Si passava quindi in pochi passi dal caos metropolitano ad un’oasi di eccellenza gastronomica, ed alla gioia – ed alla sorpresa – del palato.

La “stella” di Guy Savoy (ma citiamo sin da subito che la Guida Michelin ne conta stabilmente tre e, lo sappiamo, più in là non è dato enumerare) brilla nel composito firmamento della ristorazione della Ville Lumière. E se sei grande qui, sei grande in tutto il mondo (lo si diceva di un’altra città, ma può certamente valere anche per Parigi).

Ve ne fosse bisogno è lì a testimoniarlo la presenza innanzitutto del ristorante gemello di Las Vegas, che possiamo definire – in chiave retro futurista – un teletrasporto, e di cui possiamo immaginare profumi ed atmosfera, per fortunati avventori / giocatori in pectore.

O quella degli altri ristoranti che, a Parigi, diffondono lo stile e la “joy de vivre” di Savoy.

Nelle pieghe del menu, come per ogni grande chef, si nascondono segreti, alcuni intuibili scoprendo il personale percorso di carriera del cuoco transalpino, altri invece destinati a rimanere tali, come è giusto che sia, dove in gioco sono la maestria, acquisita in anni di ricerca e di raffinamento della proposta.

Una vocazione, la sua, nata in famiglia – sua madre gestiva un ristorante – che, dopo il necessario periodo di formazione, ha trovato sbocco in esperienze oltreoceano, negli Stati Uniti, e poi subito consolidatesi – profeta in patria – nei suoi ristoranti parigini. Un percorso così importante che è giunto ad alimentare, insieme ad altri Chef, la reinvenzione di una delle più importanti cucine del modo, per loro tramite nominata “nouvelle cuisine”.

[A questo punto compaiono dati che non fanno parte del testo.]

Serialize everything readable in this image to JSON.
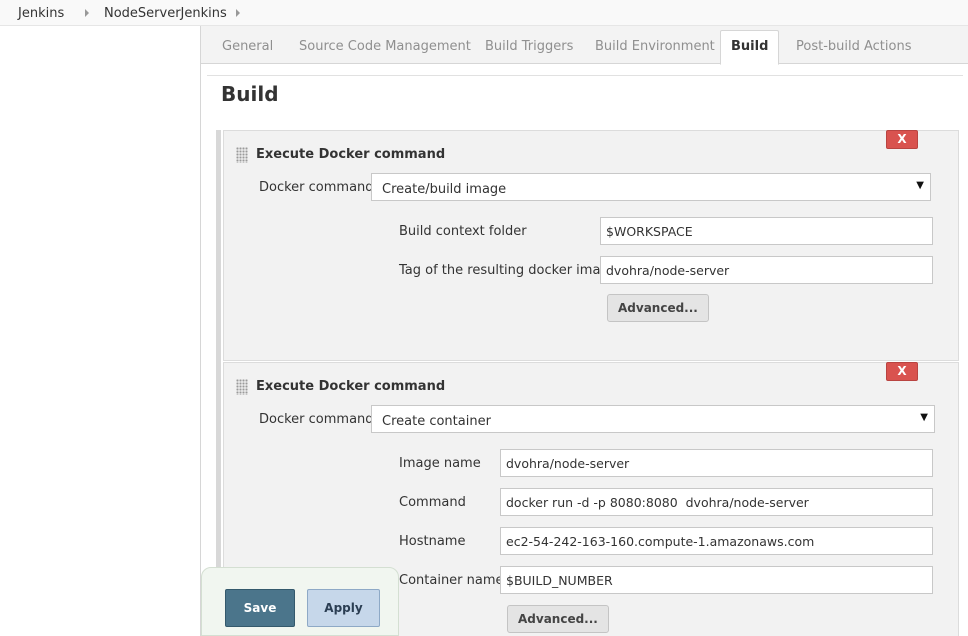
{
  "breadcrumb": {
    "items": [
      "Jenkins",
      "NodeServerJenkins"
    ]
  },
  "tabs": [
    "General",
    "Source Code Management",
    "Build Triggers",
    "Build Environment",
    "Build",
    "Post-build Actions"
  ],
  "active_tab": "Build",
  "section_title": "Build",
  "steps": [
    {
      "title": "Execute Docker command",
      "delete_label": "X",
      "command_label": "Docker command",
      "command_value": "Create/build image",
      "fields": [
        {
          "label": "Build context folder",
          "value": "$WORKSPACE"
        },
        {
          "label": "Tag of the resulting docker image",
          "value": "dvohra/node-server"
        }
      ],
      "advanced_label": "Advanced..."
    },
    {
      "title": "Execute Docker command",
      "delete_label": "X",
      "command_label": "Docker command",
      "command_value": "Create container",
      "fields": [
        {
          "label": "Image name",
          "value": "dvohra/node-server"
        },
        {
          "label": "Command",
          "value": "docker run -d -p 8080:8080  dvohra/node-server"
        },
        {
          "label": "Hostname",
          "value": "ec2-54-242-163-160.compute-1.amazonaws.com"
        },
        {
          "label": "Container name",
          "value": "$BUILD_NUMBER"
        }
      ],
      "advanced_label": "Advanced..."
    }
  ],
  "actions": {
    "save_label": "Save",
    "apply_label": "Apply"
  },
  "colors": {
    "delete": "#d9534f",
    "save": "#4b758b",
    "apply": "#c6d7ea"
  }
}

Orgogliosamente rivendica il “punto e a capo” rappresentato da questa “rivoluzione” culinaria (ma attenzione: siamo in Francia, qui le rivoluzioni le fanno sul serio …) come un vero punto di partenza, un big bang di nuove cucine “al plurale”, caratterizzate dalla vera essenza di quelle ricerche: il gusto riscoperto per il prodotto – componente primo delle ricette – e l’esaltazione dei suoi sapori specifici.

Guy Savoy parla di disciplina quotidiana e di precisione, e di felicità. Se le prime siano chiavi di volta per costruire e giungere alla seconda, ce lo spiega il sorriso che ha accompagnato la nostra intervista. La prima felicità è la sua, e quasi come naturale conseguenza nasce quella dei suoi ospiti. Nel suo ristorante, la – ricercata – impressione è quella di essere a casa di un ospite attento e curioso, che vuole rendere partecipi i suoi ospiti delle sue scoperte e delle sue passioni, in particolare nel campo in cui è maestro.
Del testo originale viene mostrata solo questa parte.